Cette information figure dans l'édition de ce mercredi du Canard enchaîné, qui donne le numéro du compte et a obtenu confirmation de la régularisation tardive par l'avocat des deux fils du premier ministre décédé en 2007, Me Jean-Louis Renaud. L'hebdomadaire satirique ne précise pas, en revanche, la date des dépôts effectués en Suisse par Raymond Barre, qui fut premier ministre de Valéry Giscard D'Estaing de 1976 à 1981, puis maire de Lyon de 1995 à 2001.
Un million d’euros de pénalités
Le fait que des dirigeants politiques français de premier plan aient pu disposer de comptes non déclarés en Suisse, bien à l'abri du secret bancaire en vigueur jusqu'en 2017, n'a rien d'un scoop. L'une des affaires les plus célèbres est celle du compte helvétique de l'ancien ministre socialiste du Budget Jérôme Cahuzac, condamné en appel à quatre années de prison ferme en mai 2018 pour avoir entre autres caché au fisc l'existence d'environ 600000 euros d'abord placés à UBS, puis à la banque genevoise Reyl & Cie, puis à Singapour à la banque Julius Baer.
Un rapprochement existe toutefois entre Cahuzac et Raymond Barre: c'est à la suite des révélations sur le compte de l'ancien ministre par le site Mediapart à la fin de 2012 qu'a été créé le Parquet national financier, et qu'un mouvement massif de régularisations fiscales a eu lieu. Les fils de l'ancien chef du gouvernement – dont l'épouse Eve est décédée en 2017 – auraient alors déclaré leur «magot» aux services fiscaux et acquitté près de 1 million d'euros de pénalités selon Le Canard enchaîné.
L'hebdomadaire est connu pour ses révélations fiscales. En janvier 1972, Le Canard avait publié la feuille d'impôt de Jacques Chaban-Delmas, alors ancien premier ministre, démontrant que ce dernier n'acquittait pas d'impôt sur le revenu. Une affaire qui handicapa sa candidature à la présidence deux ans plus tard.

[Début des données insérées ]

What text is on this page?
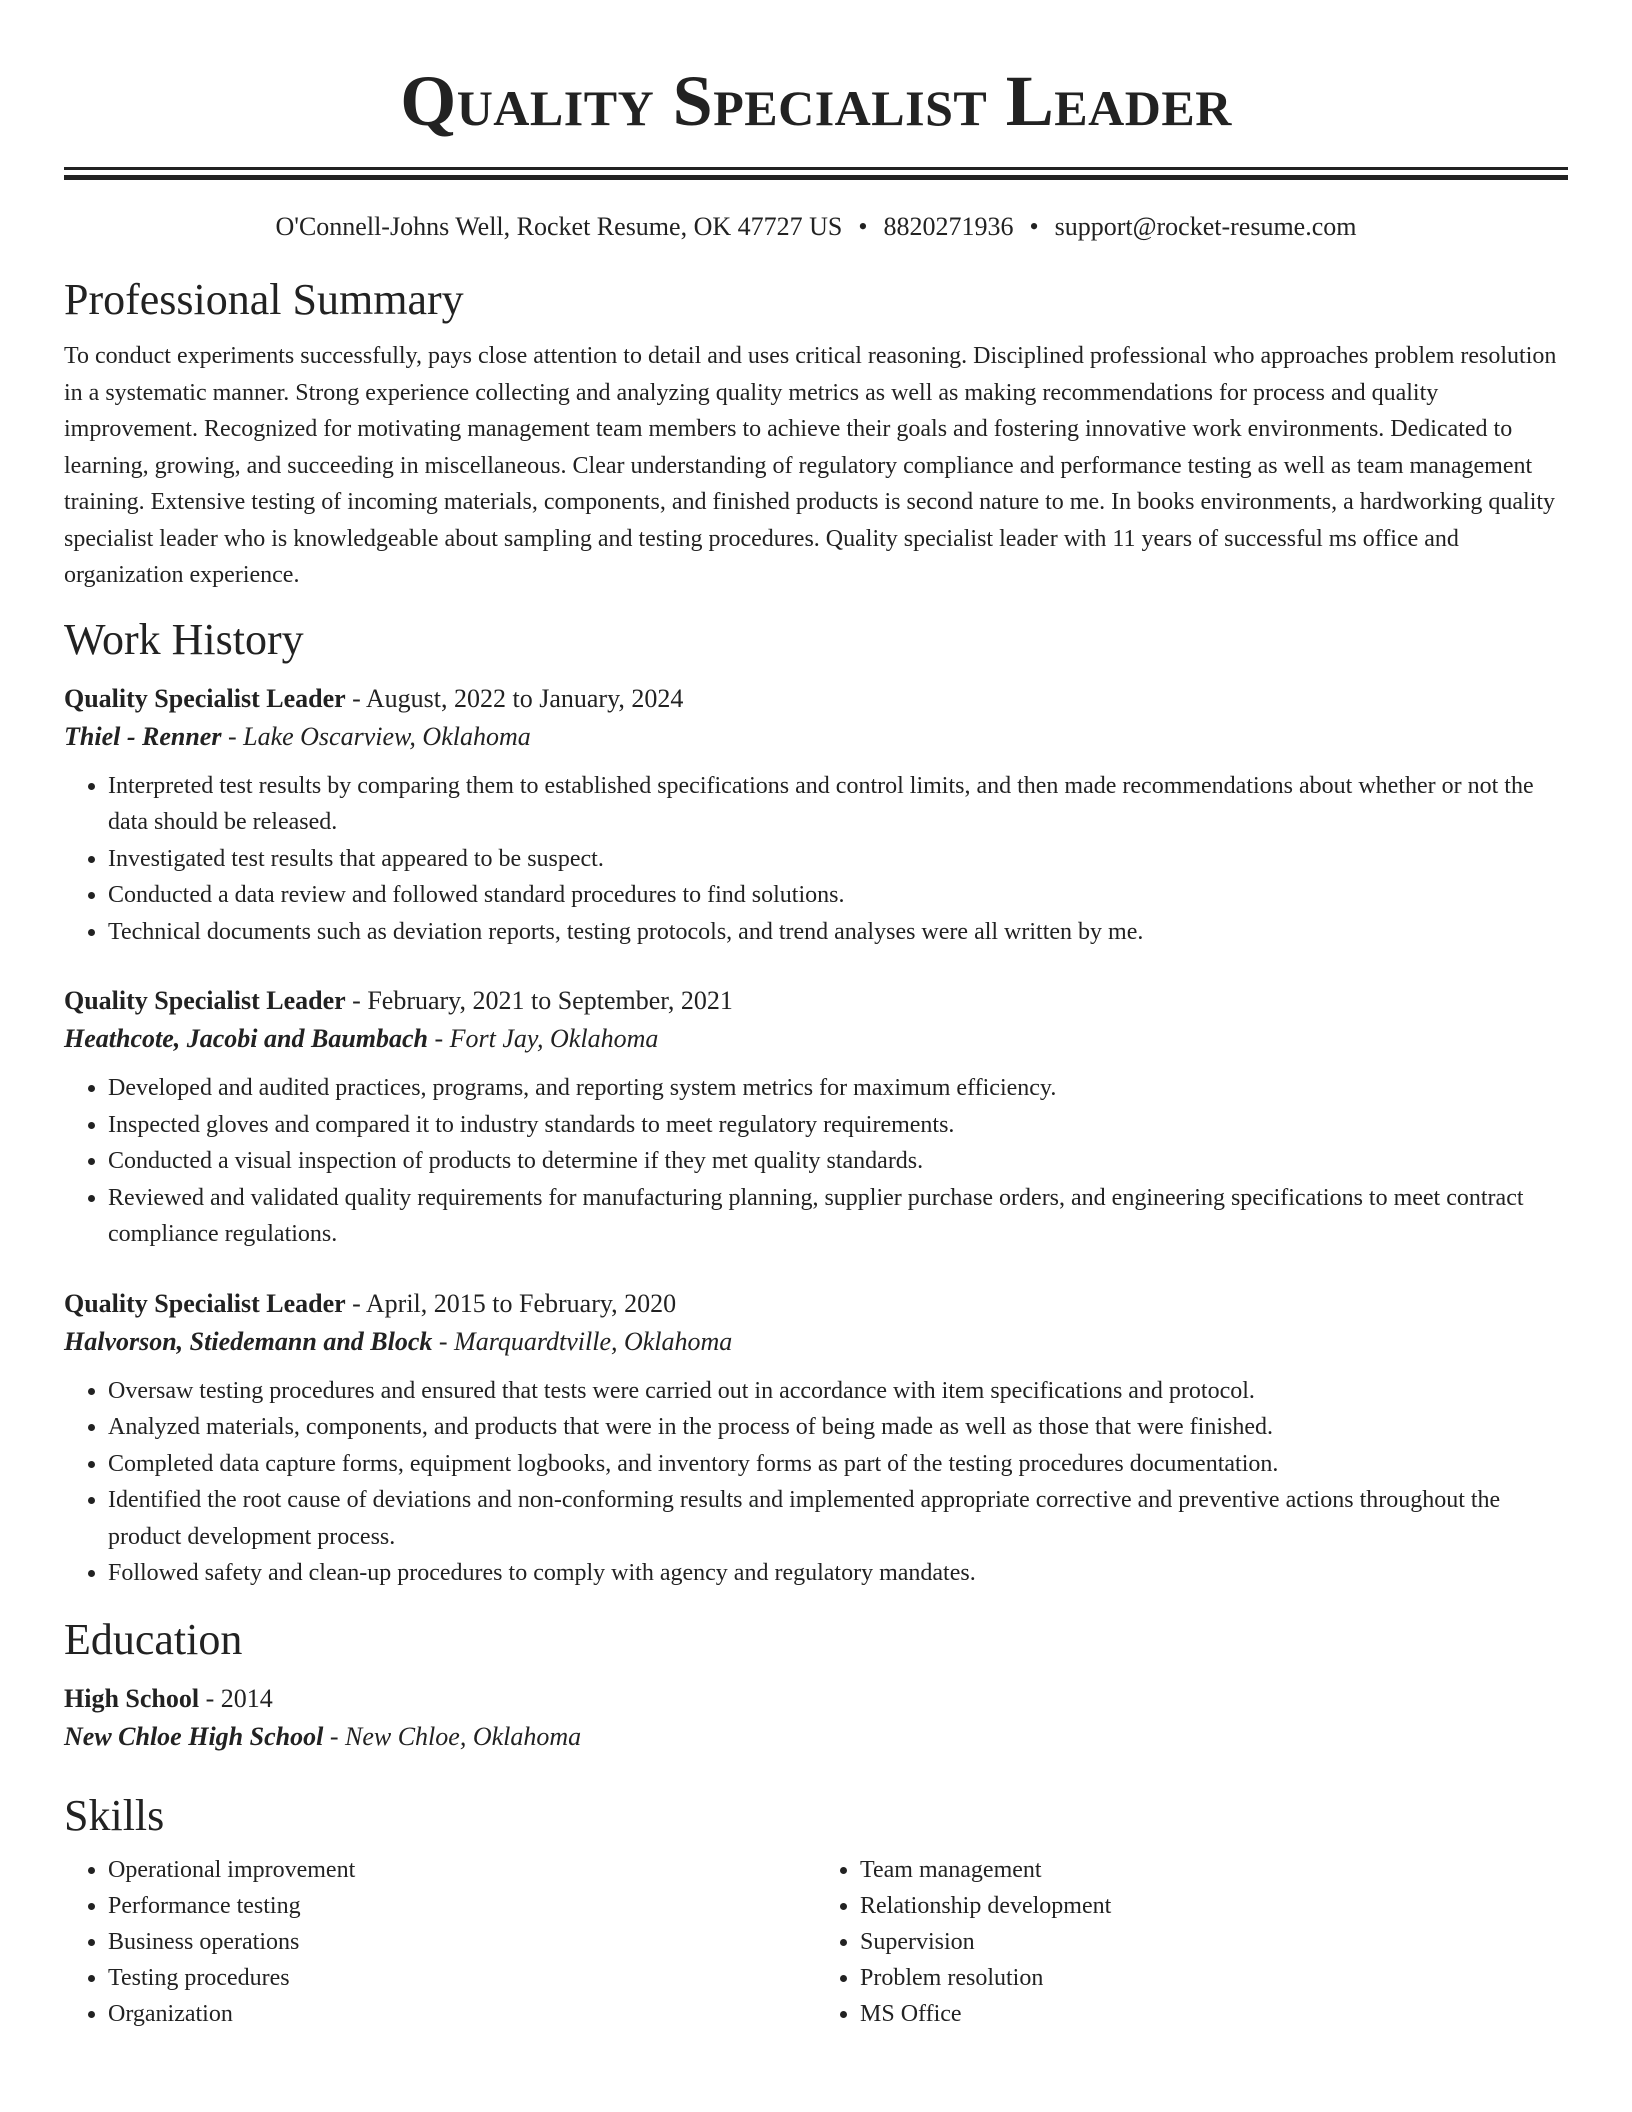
Quality Specialist Leader
O'Connell-Johns Well, Rocket Resume, OK 47727 US • 8820271936 • support@rocket-resume.com
Professional Summary

To conduct experiments successfully, pays close attention to detail and uses critical reasoning. Disciplined professional who approaches problem resolution in a systematic manner. Strong experience collecting and analyzing quality metrics as well as making recommendations for process and quality improvement. Recognized for motivating management team members to achieve their goals and fostering innovative work environments. Dedicated to learning, growing, and succeeding in miscellaneous. Clear understanding of regulatory compliance and performance testing as well as team management training. Extensive testing of incoming materials, components, and finished products is second nature to me. In books environments, a hardworking quality specialist leader who is knowledgeable about sampling and testing procedures. Quality specialist leader with 11 years of successful ms office and organization experience.

Work History
Quality Specialist Leader - August, 2022 to January, 2024
Thiel - Renner - Lake Oscarview, Oklahoma
• Interpreted test results by comparing them to established specifications and control limits, and then made recommendations about whether or not the data should be released.
• Investigated test results that appeared to be suspect.
• Conducted a data review and followed standard procedures to find solutions.
• Technical documents such as deviation reports, testing protocols, and trend analyses were all written by me.
Quality Specialist Leader - February, 2021 to September, 2021
Heathcote, Jacobi and Baumbach - Fort Jay, Oklahoma
• Developed and audited practices, programs, and reporting system metrics for maximum efficiency.
• Inspected gloves and compared it to industry standards to meet regulatory requirements.
• Conducted a visual inspection of products to determine if they met quality standards.
• Reviewed and validated quality requirements for manufacturing planning, supplier purchase orders, and engineering specifications to meet contract compliance regulations.
Quality Specialist Leader - April, 2015 to February, 2020
Halvorson, Stiedemann and Block - Marquardtville, Oklahoma
• Oversaw testing procedures and ensured that tests were carried out in accordance with item specifications and protocol.
• Analyzed materials, components, and products that were in the process of being made as well as those that were finished.
• Completed data capture forms, equipment logbooks, and inventory forms as part of the testing procedures documentation.
• Identified the root cause of deviations and non-conforming results and implemented appropriate corrective and preventive actions throughout the product development process.
• Followed safety and clean-up procedures to comply with agency and regulatory mandates.
Education
High School - 2014
New Chloe High School - New Chloe, Oklahoma
Skills
• Operational improvement
• Performance testing
• Business operations
• Testing procedures
• Organization
• Team management
• Relationship development
• Supervision
• Problem resolution
• MS Office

Dans le cas de Raymond Barre, longtemps surnommé le «meilleur économiste de France», la publication du fac-similé du courrier adressé par le fisc à sa famille en 2015, mentionnant l'existence d'un compte à Credit Suisse, garni en 2007 de 6786745 euros, est surtout un rappel de pratiques passées. Après la décision du Conseil fédéral d'abandonner le secret bancaire en mars 2009, la Confédération a depuis 2017 mis en oeuvre l'échange automatique d'informations avec la France et les autres pays de l'OCDE.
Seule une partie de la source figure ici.